Bin non, brancher une souris USB ne change rien, le trackpad fonctionne bien pendant 20 minutes environ puis il se détraque


----------



## Triello (31 Décembre 2011)

Suite à la panne d'un détecteur d'ouverture du système d'alarme, un réparateur est venu changer ledit détecteur.

J'ai eu l'idée de tester à nouveau mon trackpad et, miracle, il refonctionne parfaitement ! 
Et ce depuis deux jours maintenant.

Conclusion : je pense que le détecteur défectueux (qui avait ruiné sa pile en six mois alors qu'a priori elles sont annoncées pour durer deux ans minimum) saturait un réseau sans fil (je ne saurais pas dire lequel mais en tout cas un réseau proche de celui du Bluetooth du Mac) en envoyant un max de messages injustifiés.

Sans doute que le pauvre trackpad envoyait bien les bons signaux mais que l'iMac ne les captait qu'au beau milieu d'une cacophonie de messages (ceux du trackpad + ceux du détecteur) et qu'au final l'iMac ne savait pas les interpréter correctement.
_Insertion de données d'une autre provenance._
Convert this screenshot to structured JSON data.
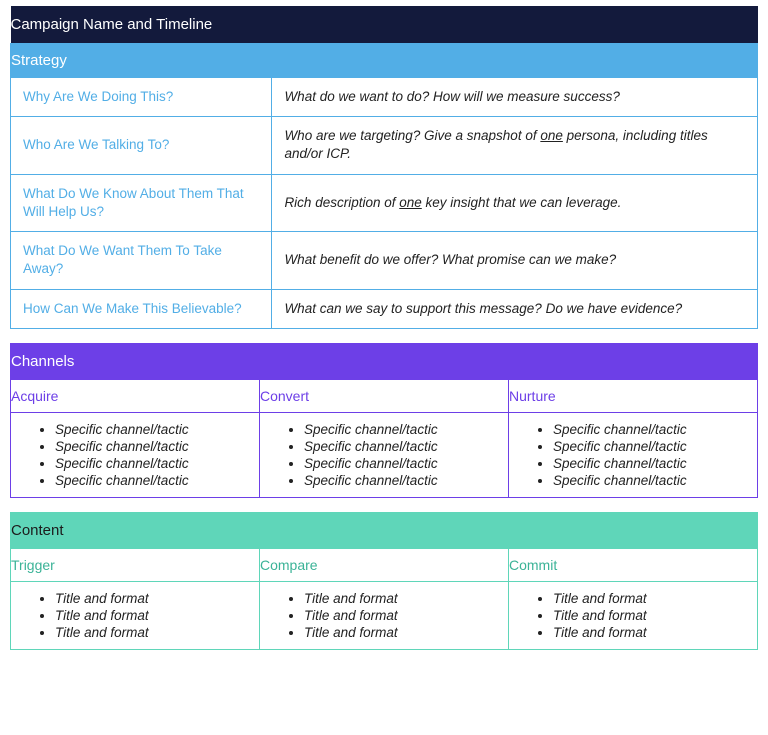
{
  "strategy": {
    "main_title": "Campaign Name and Timeline",
    "section_title": "Strategy",
    "title_bg": "#131a3c",
    "title_color": "#ffffff",
    "sub_bg": "#52aee6",
    "sub_color": "#ffffff",
    "border_color": "#52aee6",
    "question_color": "#52aee6",
    "answer_color": "#222222",
    "title_fontsize": 15,
    "body_fontsize": 13.5,
    "rows": [
      {
        "q": "Why Are We Doing This?",
        "a": "What do we want to do?  How will we measure success?"
      },
      {
        "q": "Who Are We Talking To?",
        "a_pre": "Who are we targeting? Give a snapshot of ",
        "a_u": "one",
        "a_post": " persona, including titles and/or ICP."
      },
      {
        "q": "What Do We Know About Them That Will Help Us?",
        "a_pre": "Rich description of ",
        "a_u": "one",
        "a_post": " key insight that we can leverage."
      },
      {
        "q": "What Do We Want Them To Take Away?",
        "a": "What benefit do we offer?  What promise can we make?"
      },
      {
        "q": "How Can We Make This Believable?",
        "a": "What can we say to support this message?  Do we have evidence?"
      }
    ]
  },
  "channels": {
    "section_title": "Channels",
    "title_bg": "#6d3fe7",
    "title_color": "#ffffff",
    "border_color": "#6d3fe7",
    "col_label_color": "#6d3fe7",
    "item_text": "Specific channel/tactic",
    "items_per_col": 4,
    "columns": [
      {
        "label": "Acquire"
      },
      {
        "label": "Convert"
      },
      {
        "label": "Nurture"
      }
    ]
  },
  "content": {
    "section_title": "Content",
    "title_bg": "#5fd6b9",
    "title_color": "#1c1c1c",
    "border_color": "#5fd6b9",
    "col_label_color": "#3bb397",
    "item_text": "Title and format",
    "items_per_col": 3,
    "columns": [
      {
        "label": "Trigger"
      },
      {
        "label": "Compare"
      },
      {
        "label": "Commit"
      }
    ]
  }
}
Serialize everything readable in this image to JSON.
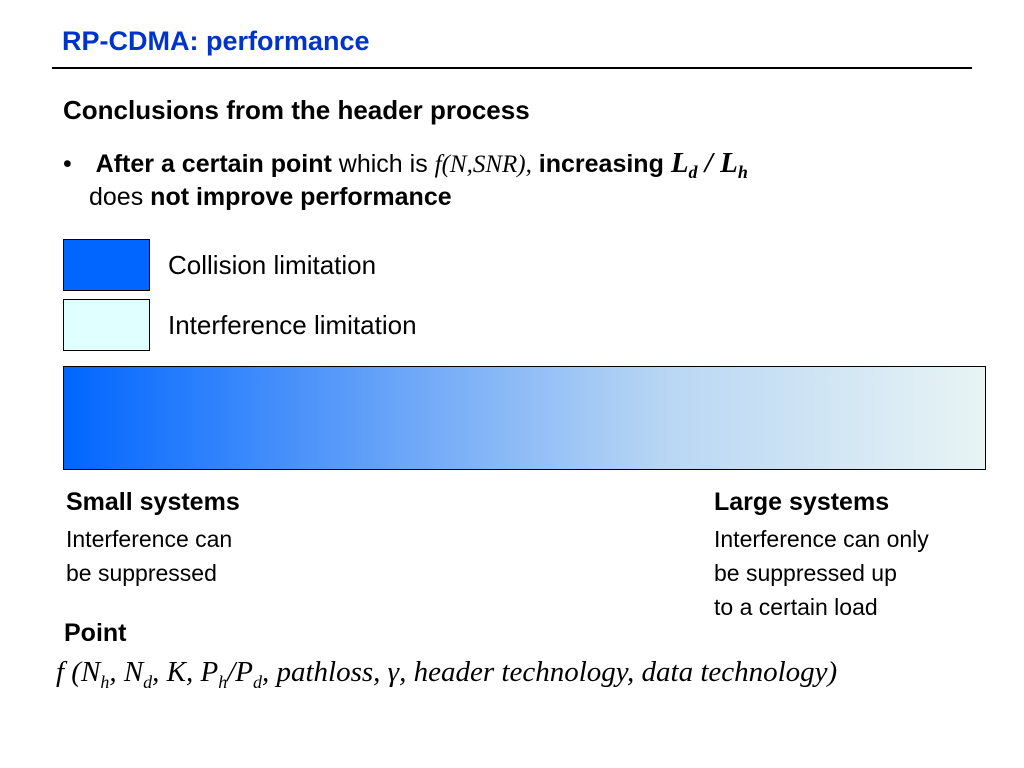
{
  "slide": {
    "title": "RP-CDMA: performance",
    "heading": "Conclusions from the header process",
    "bullet": {
      "marker": "•",
      "part1_bold": "After a certain point",
      "part2": " which is ",
      "part3_italic": "f(N,SNR),",
      "part4_bold": " increasing ",
      "ratio_L1": "L",
      "ratio_sub1": "d",
      "ratio_slash": " / ",
      "ratio_L2": "L",
      "ratio_sub2": "h",
      "line2_part1": "does ",
      "line2_part2_bold": "not improve performance"
    },
    "legend": [
      {
        "label": "Collision limitation",
        "color": "#0066ff"
      },
      {
        "label": "Interference limitation",
        "color": "#e0ffff"
      }
    ],
    "gradient": {
      "from": "#0066ff",
      "to": "#e8f4f4"
    },
    "small_systems": {
      "title": "Small systems",
      "lines": [
        "Interference can",
        "be suppressed"
      ]
    },
    "large_systems": {
      "title": "Large systems",
      "lines": [
        "Interference can only",
        "be suppressed up",
        "to a certain load"
      ]
    },
    "point_label": "Point",
    "formula": {
      "f": "f (N",
      "s1": "h",
      "t2": ", N",
      "s2": "d",
      "t3": ", K, P",
      "s3": "h",
      "t4": "/P",
      "s4": "d",
      "t5": ", pathloss, γ, header technology, data technology)"
    },
    "accent_color": "#0033cc"
  }
}
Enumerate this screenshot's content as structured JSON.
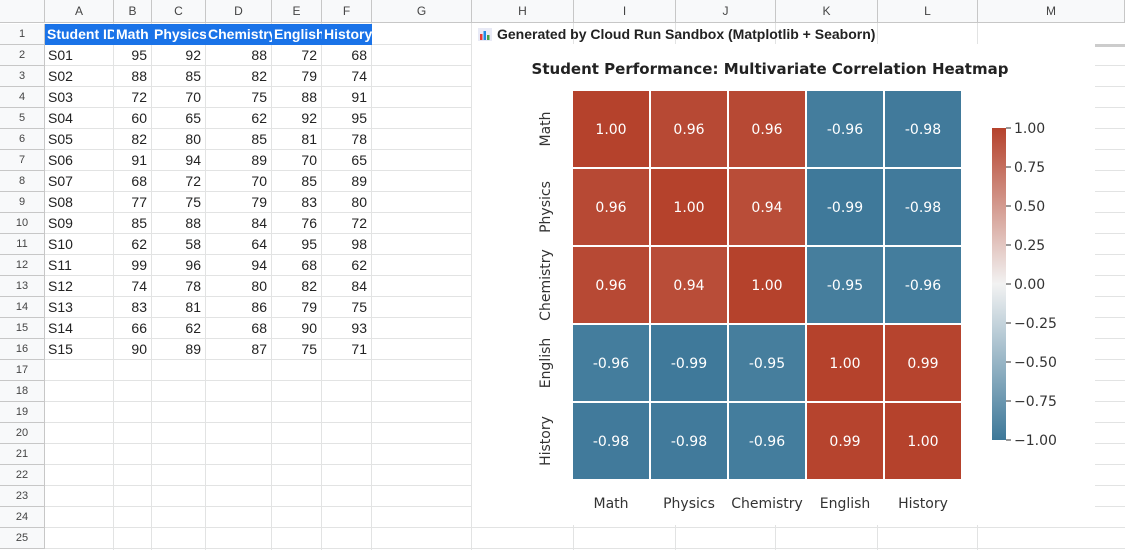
{
  "columns": [
    "A",
    "B",
    "C",
    "D",
    "E",
    "F",
    "G",
    "H",
    "I",
    "J",
    "K",
    "L",
    "M"
  ],
  "rows": [
    "1",
    "2",
    "3",
    "4",
    "5",
    "6",
    "7",
    "8",
    "9",
    "10",
    "11",
    "12",
    "13",
    "14",
    "15",
    "16",
    "17",
    "18",
    "19",
    "20",
    "21",
    "22",
    "23",
    "24",
    "25"
  ],
  "table": {
    "headers": [
      "Student ID",
      "Math",
      "Physics",
      "Chemistry",
      "English",
      "History"
    ],
    "data": [
      [
        "S01",
        95,
        92,
        88,
        72,
        68
      ],
      [
        "S02",
        88,
        85,
        82,
        79,
        74
      ],
      [
        "S03",
        72,
        70,
        75,
        88,
        91
      ],
      [
        "S04",
        60,
        65,
        62,
        92,
        95
      ],
      [
        "S05",
        82,
        80,
        85,
        81,
        78
      ],
      [
        "S06",
        91,
        94,
        89,
        70,
        65
      ],
      [
        "S07",
        68,
        72,
        70,
        85,
        89
      ],
      [
        "S08",
        77,
        75,
        79,
        83,
        80
      ],
      [
        "S09",
        85,
        88,
        84,
        76,
        72
      ],
      [
        "S10",
        62,
        58,
        64,
        95,
        98
      ],
      [
        "S11",
        99,
        96,
        94,
        68,
        62
      ],
      [
        "S12",
        74,
        78,
        80,
        82,
        84
      ],
      [
        "S13",
        83,
        81,
        86,
        79,
        75
      ],
      [
        "S14",
        66,
        62,
        68,
        90,
        93
      ],
      [
        "S15",
        90,
        89,
        87,
        75,
        71
      ]
    ],
    "header_color": "#1a73e8"
  },
  "banner": {
    "text": "Generated by Cloud Run Sandbox (Matplotlib + Seaborn)",
    "icon": "bar-chart-icon"
  },
  "chart_data": {
    "type": "heatmap",
    "title": "Student Performance: Multivariate Correlation Heatmap",
    "x_labels": [
      "Math",
      "Physics",
      "Chemistry",
      "English",
      "History"
    ],
    "y_labels": [
      "Math",
      "Physics",
      "Chemistry",
      "English",
      "History"
    ],
    "values": [
      [
        1.0,
        0.96,
        0.96,
        -0.96,
        -0.98
      ],
      [
        0.96,
        1.0,
        0.94,
        -0.99,
        -0.98
      ],
      [
        0.96,
        0.94,
        1.0,
        -0.95,
        -0.96
      ],
      [
        -0.96,
        -0.99,
        -0.95,
        1.0,
        0.99
      ],
      [
        -0.98,
        -0.98,
        -0.96,
        0.99,
        1.0
      ]
    ],
    "vmin": -1,
    "vmax": 1,
    "colorbar_ticks": [
      "1.00",
      "0.75",
      "0.50",
      "0.25",
      "0.00",
      "−0.25",
      "−0.50",
      "−0.75",
      "−1.00"
    ],
    "colorbar_tick_values": [
      1,
      0.75,
      0.5,
      0.25,
      0,
      -0.25,
      -0.5,
      -0.75,
      -1
    ],
    "colors": {
      "positive": "#b5422c",
      "negative": "#3d7899",
      "neutral": "#f2f2f2"
    }
  }
}
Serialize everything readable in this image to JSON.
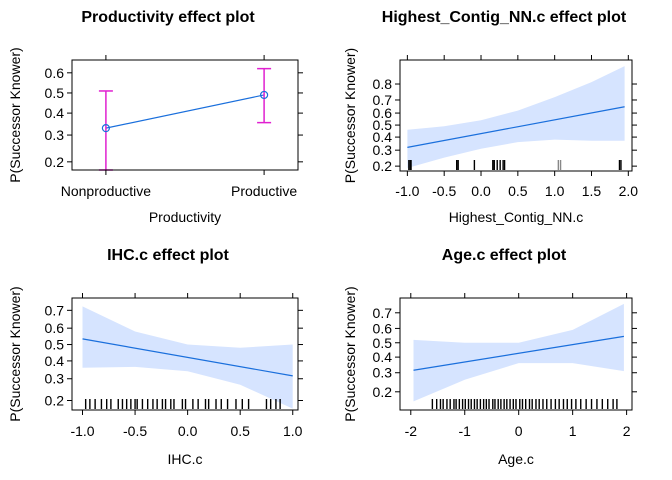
{
  "chart_data": [
    {
      "type": "line",
      "title": "Productivity effect plot",
      "xlabel": "Productivity",
      "ylabel": "P(Successor Knower)",
      "categories": [
        "Nonproductive",
        "Productive"
      ],
      "x_ticks": [
        "Nonproductive",
        "Productive"
      ],
      "y_ticks": [
        "0.2",
        "0.3",
        "0.4",
        "0.5",
        "0.6"
      ],
      "y_scale": "logit",
      "series": [
        {
          "values": [
            0.33,
            0.49
          ],
          "lower": [
            0.175,
            0.355
          ],
          "upper": [
            0.51,
            0.62
          ]
        }
      ],
      "line_color": "#1a6fdc",
      "errorbar_color": "#e020d0",
      "grid": false
    },
    {
      "type": "line",
      "title": "Highest_Contig_NN.c effect plot",
      "xlabel": "Highest_Contig_NN.c",
      "ylabel": "P(Successor Knower)",
      "xlim": [
        -1.1,
        2.05
      ],
      "x_ticks": [
        "-1.0",
        "-0.5",
        "0.0",
        "0.5",
        "1.0",
        "1.5",
        "2.0"
      ],
      "y_ticks": [
        "0.2",
        "0.3",
        "0.4",
        "0.5",
        "0.6",
        "0.7",
        "0.8"
      ],
      "y_scale": "logit",
      "line": {
        "x": [
          -1.0,
          1.95
        ],
        "y": [
          0.32,
          0.65
        ]
      },
      "band": {
        "x": [
          -1.0,
          -0.5,
          0.0,
          0.5,
          1.0,
          1.5,
          1.95
        ],
        "lower": [
          0.19,
          0.25,
          0.31,
          0.36,
          0.38,
          0.37,
          0.37
        ],
        "upper": [
          0.46,
          0.49,
          0.54,
          0.62,
          0.72,
          0.81,
          0.88
        ]
      },
      "rug": [
        -0.98,
        -0.96,
        -0.95,
        -0.33,
        -0.31,
        -0.09,
        0.16,
        0.18,
        0.22,
        0.26,
        0.3,
        0.32,
        1.05,
        1.08,
        1.88,
        1.9
      ],
      "rug_colors": {
        "1.05": "#888888",
        "1.08": "#888888"
      },
      "line_color": "#1a6fdc",
      "band_color": "#d6e4ff",
      "grid": false
    },
    {
      "type": "line",
      "title": "IHC.c effect plot",
      "xlabel": "IHC.c",
      "ylabel": "P(Successor Knower)",
      "xlim": [
        -1.1,
        1.05
      ],
      "x_ticks": [
        "-1.0",
        "-0.5",
        "0.0",
        "0.5",
        "1.0"
      ],
      "y_ticks": [
        "0.2",
        "0.3",
        "0.4",
        "0.5",
        "0.6",
        "0.7"
      ],
      "y_scale": "logit",
      "line": {
        "x": [
          -1.0,
          1.0
        ],
        "y": [
          0.535,
          0.315
        ]
      },
      "band": {
        "x": [
          -1.0,
          -0.5,
          0.0,
          0.5,
          1.0
        ],
        "lower": [
          0.36,
          0.365,
          0.34,
          0.27,
          0.17
        ],
        "upper": [
          0.72,
          0.58,
          0.5,
          0.48,
          0.5
        ]
      },
      "rug": [
        -0.97,
        -0.93,
        -0.88,
        -0.82,
        -0.77,
        -0.73,
        -0.66,
        -0.62,
        -0.58,
        -0.54,
        -0.5,
        -0.48,
        -0.43,
        -0.38,
        -0.33,
        -0.29,
        -0.24,
        -0.21,
        -0.16,
        -0.13,
        -0.05,
        -0.02,
        0.05,
        0.1,
        0.17,
        0.2,
        0.27,
        0.32,
        0.38,
        0.46,
        0.52,
        0.58,
        0.75,
        0.79,
        0.84,
        0.88
      ],
      "line_color": "#1a6fdc",
      "band_color": "#d6e4ff",
      "grid": false
    },
    {
      "type": "line",
      "title": "Age.c effect plot",
      "xlabel": "Age.c",
      "ylabel": "P(Successor Knower)",
      "xlim": [
        -2.2,
        2.1
      ],
      "x_ticks": [
        "-2",
        "-1",
        "0",
        "1",
        "2"
      ],
      "y_ticks": [
        "0.2",
        "0.3",
        "0.4",
        "0.5",
        "0.6",
        "0.7"
      ],
      "y_scale": "logit",
      "line": {
        "x": [
          -1.95,
          1.95
        ],
        "y": [
          0.315,
          0.545
        ]
      },
      "band": {
        "x": [
          -1.95,
          -1.0,
          0.0,
          1.0,
          1.95
        ],
        "lower": [
          0.16,
          0.26,
          0.36,
          0.36,
          0.31
        ],
        "upper": [
          0.52,
          0.5,
          0.5,
          0.59,
          0.75
        ]
      },
      "rug": [
        -1.6,
        -1.52,
        -1.45,
        -1.4,
        -1.33,
        -1.27,
        -1.2,
        -1.16,
        -1.1,
        -1.04,
        -0.99,
        -0.93,
        -0.88,
        -0.82,
        -0.77,
        -0.71,
        -0.65,
        -0.6,
        -0.55,
        -0.48,
        -0.44,
        -0.38,
        -0.33,
        -0.27,
        -0.22,
        -0.16,
        -0.1,
        -0.05,
        0.02,
        0.07,
        0.13,
        0.2,
        0.25,
        0.32,
        0.38,
        0.45,
        0.52,
        0.6,
        0.68,
        0.75,
        0.83,
        0.9,
        0.98,
        1.06,
        1.15,
        1.25,
        1.35,
        1.45,
        1.55,
        1.65,
        1.75,
        1.82
      ],
      "line_color": "#1a6fdc",
      "band_color": "#d6e4ff",
      "grid": false
    }
  ]
}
Bref, suis bien content de cette issue heureuse et je retrouve avec plaisir mon trackpad.
Ah cette douceur sous les doigts, quel bonheur ! Quand je reprends une souris j'ai l'impression d'avoir du plomb dans la main&#8230;

Je profite de ce message pour vous souhaiter à tous une bonne et heureuse année 2012 !
Même si on ne sait pas trop comment elle va peut-être finir subitement le 21/12&#8230;


----------



## jean-philippe317 (19 Janvier 2012)

Bonjour à tous,

Tout d'abord bonne année 2012 à toutes et à tous.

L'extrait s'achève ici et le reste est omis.